ChatGPT bombs test on diagnosing kids’ medical cases with 83% error rate | It was bad at recognizing relationships and needs selective training, researchers say.

L4sBot@lemmy.world · 10 months ago

ChatGPT bombs test on diagnosing kids’ medical cases with 83% error rate | It was bad at recognizing relationships and needs selective training, researchers say.

Darorad@lemmy.world · 10 months ago

Why do people keep expecting a language model to be able to do literally everything. AI works best when it’s a model trained to solve a problem. You can’t just throw everything at a chatbot and expect it to have any sort of competence.

xkforce@lemmy.world · 10 months ago

The average person isn’t very smart. All they see is a magical black box that goes brr.

JaymesRS@literature.cafe · edit-2 10 months ago

My wife is a physician and I’ve talked with her about this with regards to healthcare in general.
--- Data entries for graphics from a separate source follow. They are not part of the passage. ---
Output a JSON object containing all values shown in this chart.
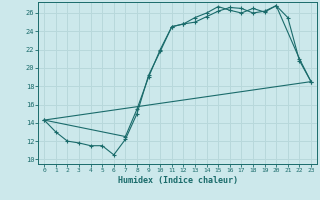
{
  "xlabel": "Humidex (Indice chaleur)",
  "ylabel": "",
  "bg_color": "#cce8eb",
  "grid_color": "#b8d8db",
  "line_color": "#1a6b6b",
  "xlim": [
    -0.5,
    23.5
  ],
  "ylim": [
    9.5,
    27.2
  ],
  "xticks": [
    0,
    1,
    2,
    3,
    4,
    5,
    6,
    7,
    8,
    9,
    10,
    11,
    12,
    13,
    14,
    15,
    16,
    17,
    18,
    19,
    20,
    21,
    22,
    23
  ],
  "yticks": [
    10,
    12,
    14,
    16,
    18,
    20,
    22,
    24,
    26
  ],
  "line1_x": [
    0,
    1,
    2,
    3,
    4,
    5,
    6,
    7,
    8,
    9,
    10,
    11,
    12,
    13,
    14,
    15,
    16,
    17,
    18,
    19,
    20,
    21,
    22,
    23
  ],
  "line1_y": [
    14.3,
    13.0,
    12.0,
    11.8,
    11.5,
    11.5,
    10.5,
    12.2,
    15.0,
    19.2,
    21.8,
    24.5,
    24.8,
    25.0,
    25.6,
    26.2,
    26.6,
    26.5,
    26.0,
    26.2,
    26.8,
    25.5,
    20.8,
    18.5
  ],
  "line2_x": [
    0,
    7,
    8,
    9,
    10,
    11,
    12,
    13,
    14,
    15,
    16,
    17,
    18,
    19,
    20,
    22,
    23
  ],
  "line2_y": [
    14.3,
    12.5,
    15.5,
    19.0,
    22.0,
    24.5,
    24.8,
    25.5,
    26.0,
    26.7,
    26.3,
    26.0,
    26.5,
    26.1,
    26.8,
    21.0,
    18.5
  ],
  "line3_x": [
    0,
    23
  ],
  "line3_y": [
    14.3,
    18.5
  ]
}
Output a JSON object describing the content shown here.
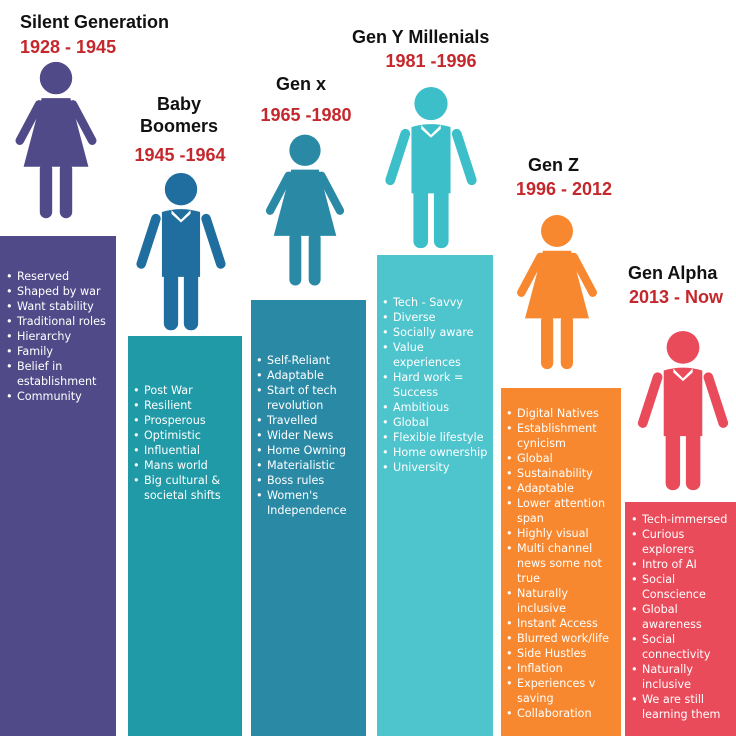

Most people still think of healthcare like a visiting a wizard for a potion or somatic incantation.

So throw 2 black box-type problems at each other and I have no doubt that a lot of people would be surprised that the results are crap.

TheGoldenGod@lemmy.world · 10 months ago

Pretty much this.

echo64@lemmy.world · 10 months ago

Because you can talk to it and it’s programmed to make you think it knows a lot and is capable of doing so much more.

People expect it to do more because chatgpt was trained to make people expect it to do more.

It’s all lies, of course. Chargpt fails at more than the simplest of tasks and can’t use any new information because the internet is full of ai generated text now, which is poison to training models. But it’s good at pretending.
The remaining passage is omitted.